Efficient power, performance and thermal aware strategies over heterogeneous platforms
Document typeMaster thesis
Rights accessOpen Access
Resource Management is a widely studied field in computer science and of utmost importance for the adequate operation of data center infrastructures. Efficient resource management policies enable to improve the energy consumption of these facilities, thus reducing operational costs. Furthermore, in High Performance Computing (HPC) environment, as is the case of the MANGO H2020 project, allow to improve performance and execution time of applications. The main objective of this project is the design, implementation and test of a resource manager able to allocate incoming applications to the different servers of the data center, while providing the necessary tools to deploy power, performance and thermal aware policies over an heterogeneous cluster. This cluster, will be composed by regular Intel based servers and FPGA based accelerators. The resource manager will work as a single entry point for all the applications involved in MANGO project. By the end of the project, we have shown how applying simple yet effective allocation policies without controlling fine grain accelerators and with and overview of the system it is possible to improve performance by 10% by lowering power and temperature and reducing the above mentioned operational costs. The resource management tool developed in this MSc thesis has been deployed in a real prototype infrastructure composed by 8 and 128 FPGAs.

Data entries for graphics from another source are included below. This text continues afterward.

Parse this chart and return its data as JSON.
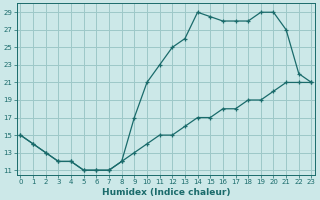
{
  "xlabel": "Humidex (Indice chaleur)",
  "bg_color": "#cce8e8",
  "grid_color": "#9dc8c8",
  "line_color": "#1a6b6b",
  "line1_x": [
    0,
    1,
    2,
    3,
    4,
    5,
    6,
    7,
    8,
    9,
    10,
    11,
    12,
    13,
    14,
    15,
    16,
    17,
    18,
    19,
    20,
    21,
    22,
    23
  ],
  "line1_y": [
    15,
    14,
    13,
    12,
    12,
    11,
    11,
    11,
    12,
    17,
    21,
    23,
    25,
    26,
    29,
    28.5,
    28,
    28,
    28,
    29,
    29,
    27,
    22,
    21
  ],
  "line2_x": [
    0,
    1,
    2,
    3,
    4,
    5,
    6,
    7,
    8,
    9,
    10,
    11,
    12,
    13,
    14,
    15,
    16,
    17,
    18,
    19,
    20,
    21,
    22,
    23
  ],
  "line2_y": [
    15,
    14,
    13,
    12,
    12,
    11,
    11,
    11,
    12,
    13,
    14,
    15,
    15,
    16,
    17,
    17,
    18,
    18,
    19,
    19,
    20,
    21,
    21,
    21
  ],
  "xlim": [
    -0.3,
    23.3
  ],
  "ylim": [
    10.5,
    30.0
  ],
  "yticks": [
    11,
    13,
    15,
    17,
    19,
    21,
    23,
    25,
    27,
    29
  ],
  "xticks": [
    0,
    1,
    2,
    3,
    4,
    5,
    6,
    7,
    8,
    9,
    10,
    11,
    12,
    13,
    14,
    15,
    16,
    17,
    18,
    19,
    20,
    21,
    22,
    23
  ],
  "xlabel_fontsize": 6.5,
  "tick_fontsize": 5.0
}
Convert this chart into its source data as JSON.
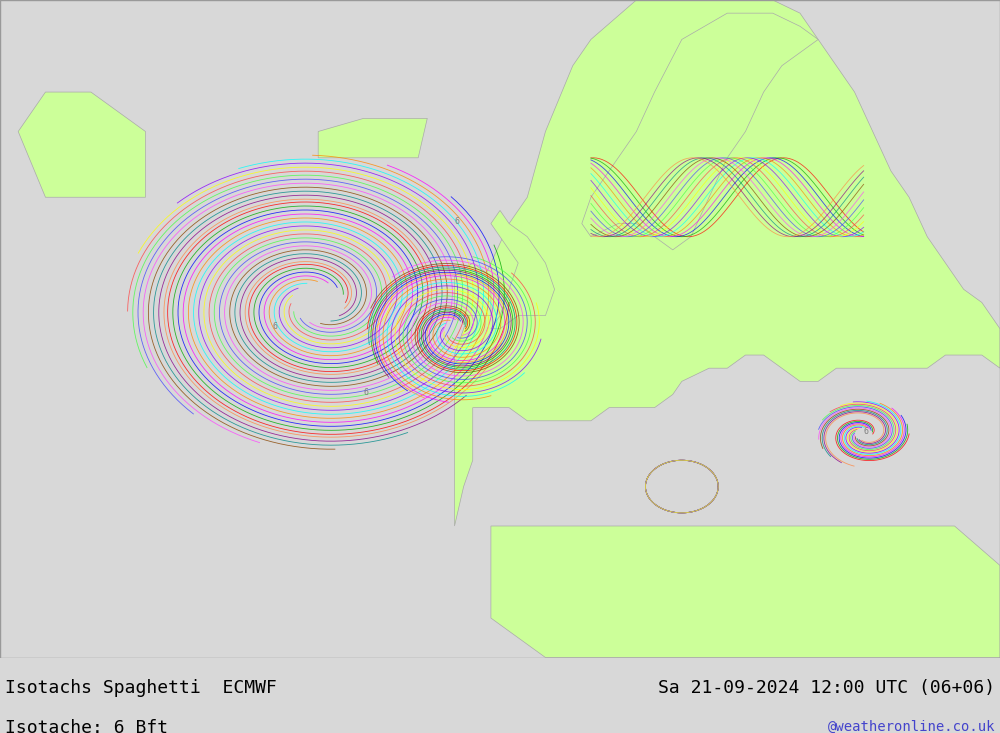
{
  "title_left": "Isotachs Spaghetti  ECMWF",
  "title_right": "Sa 21-09-2024 12:00 UTC (06+06)",
  "subtitle_left": "Isotache: 6 Bft",
  "watermark": "@weatheronline.co.uk",
  "bg_ocean": "#e8e8e8",
  "bg_land": "#ccff99",
  "bg_land2": "#b8f07a",
  "border_color": "#aaaaaa",
  "text_color_main": "#000000",
  "text_color_water": "#4444cc",
  "bottom_bar_color": "#d8d8d8",
  "figsize": [
    10.0,
    7.33
  ],
  "dpi": 100,
  "bottom_bar_height": 0.103,
  "font_size_title": 13,
  "font_size_subtitle": 13,
  "font_size_watermark": 10,
  "line_colors": [
    "#ff0000",
    "#00aa00",
    "#0000ff",
    "#ff00ff",
    "#ff8800",
    "#00ffff",
    "#8800ff",
    "#ffff00",
    "#ff4444",
    "#44ff44",
    "#4444ff",
    "#ff44ff",
    "#884400",
    "#008888",
    "#880088",
    "#ff8844"
  ],
  "map_xlim": [
    -60,
    50
  ],
  "map_ylim": [
    25,
    75
  ]
}
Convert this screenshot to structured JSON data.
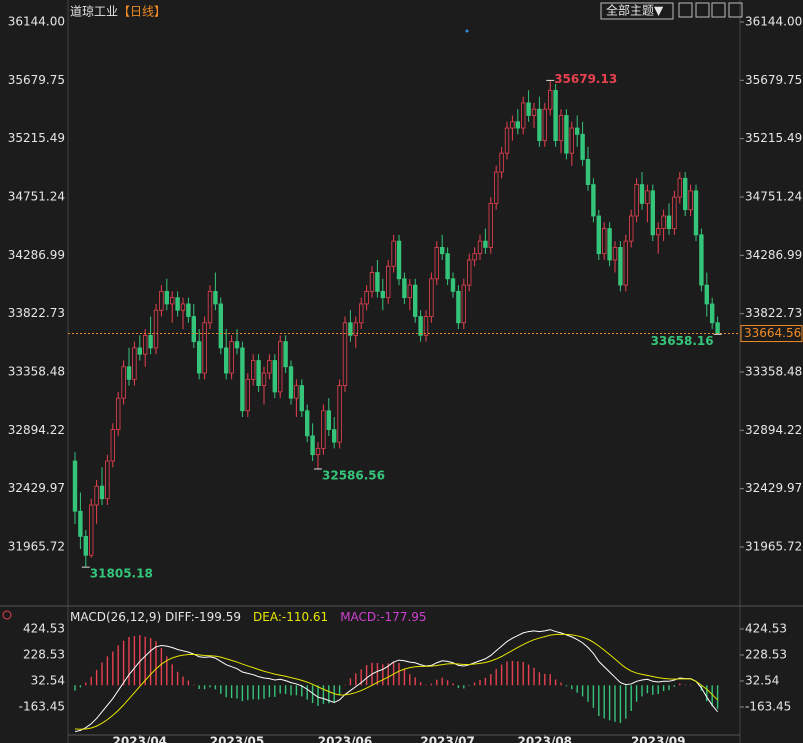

This project aims the implementation of efficient resource manager strategies in a local platform which includes a server and a FPGA and a testing phase where the implementation will be deployed over a 16 server cluster with 16 FPGA each. In order to achieve optimal solutions a resource manager (SLURM) in addition to other services will be deployed as first step. This other services will conform all the necessary plugins to connect SLURM with the current local resource manager.